Jusque-là, les peuples de Médie, de Syrie, d’Arabie, et tous ceux de l’Asie, se servaient de chars tels qu’en ont encore les Cyrénéens. Cyrus avait observé que l’élite de l’armée, puisqu’on plaçait sur les chars les meilleurs soldats, ne servait qu’à des escarmouches, et ne contribuait que faiblement au gain de la bataille ; et puis, trois cents chars pour trois cents combattants exigent douze cents chevaux et trois cents conducteurs, choisis parmi ceux qui méritent le plus de confiance, et encore ces trois cents hommes ne causent-ils aucun dommage à l’ennemi.
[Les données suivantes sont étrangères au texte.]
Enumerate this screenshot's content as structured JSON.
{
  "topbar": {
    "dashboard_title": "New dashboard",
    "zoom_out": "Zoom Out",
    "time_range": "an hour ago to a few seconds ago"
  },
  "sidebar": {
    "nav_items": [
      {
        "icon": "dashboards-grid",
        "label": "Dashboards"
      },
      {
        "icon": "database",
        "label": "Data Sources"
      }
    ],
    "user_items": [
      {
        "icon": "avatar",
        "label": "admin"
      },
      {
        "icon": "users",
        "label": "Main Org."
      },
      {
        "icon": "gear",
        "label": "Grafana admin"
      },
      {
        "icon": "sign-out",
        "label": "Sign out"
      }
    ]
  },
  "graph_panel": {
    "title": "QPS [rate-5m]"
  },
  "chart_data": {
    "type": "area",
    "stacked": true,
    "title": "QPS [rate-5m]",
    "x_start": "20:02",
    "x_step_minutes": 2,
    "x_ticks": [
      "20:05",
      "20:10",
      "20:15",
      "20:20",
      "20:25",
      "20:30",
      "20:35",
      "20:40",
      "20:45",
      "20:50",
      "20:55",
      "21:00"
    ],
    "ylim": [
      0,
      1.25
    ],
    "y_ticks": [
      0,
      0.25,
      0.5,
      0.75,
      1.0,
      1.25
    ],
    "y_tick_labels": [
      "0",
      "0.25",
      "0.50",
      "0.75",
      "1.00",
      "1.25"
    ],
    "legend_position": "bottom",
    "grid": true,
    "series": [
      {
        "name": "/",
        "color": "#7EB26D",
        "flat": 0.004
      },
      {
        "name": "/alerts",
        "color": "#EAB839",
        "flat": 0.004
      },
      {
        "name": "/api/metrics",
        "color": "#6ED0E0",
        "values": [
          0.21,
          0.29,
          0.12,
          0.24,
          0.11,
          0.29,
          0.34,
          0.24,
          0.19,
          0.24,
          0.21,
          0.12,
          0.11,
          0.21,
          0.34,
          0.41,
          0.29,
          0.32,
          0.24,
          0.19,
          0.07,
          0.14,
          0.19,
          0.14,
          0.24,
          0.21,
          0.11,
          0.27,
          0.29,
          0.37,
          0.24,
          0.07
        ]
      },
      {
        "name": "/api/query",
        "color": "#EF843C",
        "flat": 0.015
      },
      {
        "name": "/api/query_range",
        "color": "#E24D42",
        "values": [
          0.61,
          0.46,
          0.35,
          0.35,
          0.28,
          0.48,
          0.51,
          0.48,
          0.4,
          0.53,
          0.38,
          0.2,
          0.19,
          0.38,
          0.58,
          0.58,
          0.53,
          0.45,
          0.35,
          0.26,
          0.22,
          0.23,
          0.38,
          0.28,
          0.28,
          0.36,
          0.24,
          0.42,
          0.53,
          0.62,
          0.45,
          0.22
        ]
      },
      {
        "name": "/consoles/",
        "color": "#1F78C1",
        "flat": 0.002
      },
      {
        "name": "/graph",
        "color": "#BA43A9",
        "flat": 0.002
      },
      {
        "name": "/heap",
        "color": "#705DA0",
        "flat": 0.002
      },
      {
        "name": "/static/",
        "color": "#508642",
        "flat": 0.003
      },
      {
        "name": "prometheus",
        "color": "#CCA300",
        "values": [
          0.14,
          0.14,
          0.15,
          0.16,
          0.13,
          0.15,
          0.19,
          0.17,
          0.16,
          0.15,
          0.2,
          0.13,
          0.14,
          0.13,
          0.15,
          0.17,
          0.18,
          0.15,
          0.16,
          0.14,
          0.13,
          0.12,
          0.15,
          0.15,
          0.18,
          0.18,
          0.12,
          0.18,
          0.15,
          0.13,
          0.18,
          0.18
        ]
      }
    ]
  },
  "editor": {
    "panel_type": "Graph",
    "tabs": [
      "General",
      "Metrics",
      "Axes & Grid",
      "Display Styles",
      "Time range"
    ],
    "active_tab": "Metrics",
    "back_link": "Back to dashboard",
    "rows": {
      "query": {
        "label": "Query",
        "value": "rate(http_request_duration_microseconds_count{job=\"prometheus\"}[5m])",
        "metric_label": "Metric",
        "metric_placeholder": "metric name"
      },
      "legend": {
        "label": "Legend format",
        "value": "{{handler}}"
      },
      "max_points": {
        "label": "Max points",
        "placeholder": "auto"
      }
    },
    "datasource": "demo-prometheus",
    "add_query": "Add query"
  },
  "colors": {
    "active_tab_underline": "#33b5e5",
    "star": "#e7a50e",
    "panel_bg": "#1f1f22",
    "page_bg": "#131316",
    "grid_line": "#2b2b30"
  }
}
Cyrus abolit donc l’usage de ces chars, et en fait construire d’une forme nouvelle, plus convenable pour la guerre : les roues en sont fortes, pour être moins sujettes à se briser ; l’essieu long, car ce qui a de l’étendue est moins sujet à se renverser ; le siège, d’un bois épais, s’élève en forme de tour, mais ne couvre le conducteur qu’à la hauteur du coude, afin qu’il ait toute facilité de conduire les chevaux ; chaque conducteur, armé de toutes pièces, n’a que les yeux découverts : aux deux bouts de l’essieu sont placées deux faux de fer, larges d’environ deux coudées, et deux autres par dessous, dont la pointe, tournée contre terre, doit percer à travers les bataillons ennemis. Cette nouvelle invention, imaginée par Cyrus, est encore en usage dans les pays soumis au roi de Perse. Il a de plus quantité de chameaux qui lui viennent, les uns de ses amis, les autres de ses captures. Tels sont les préparatifs qu’il organise.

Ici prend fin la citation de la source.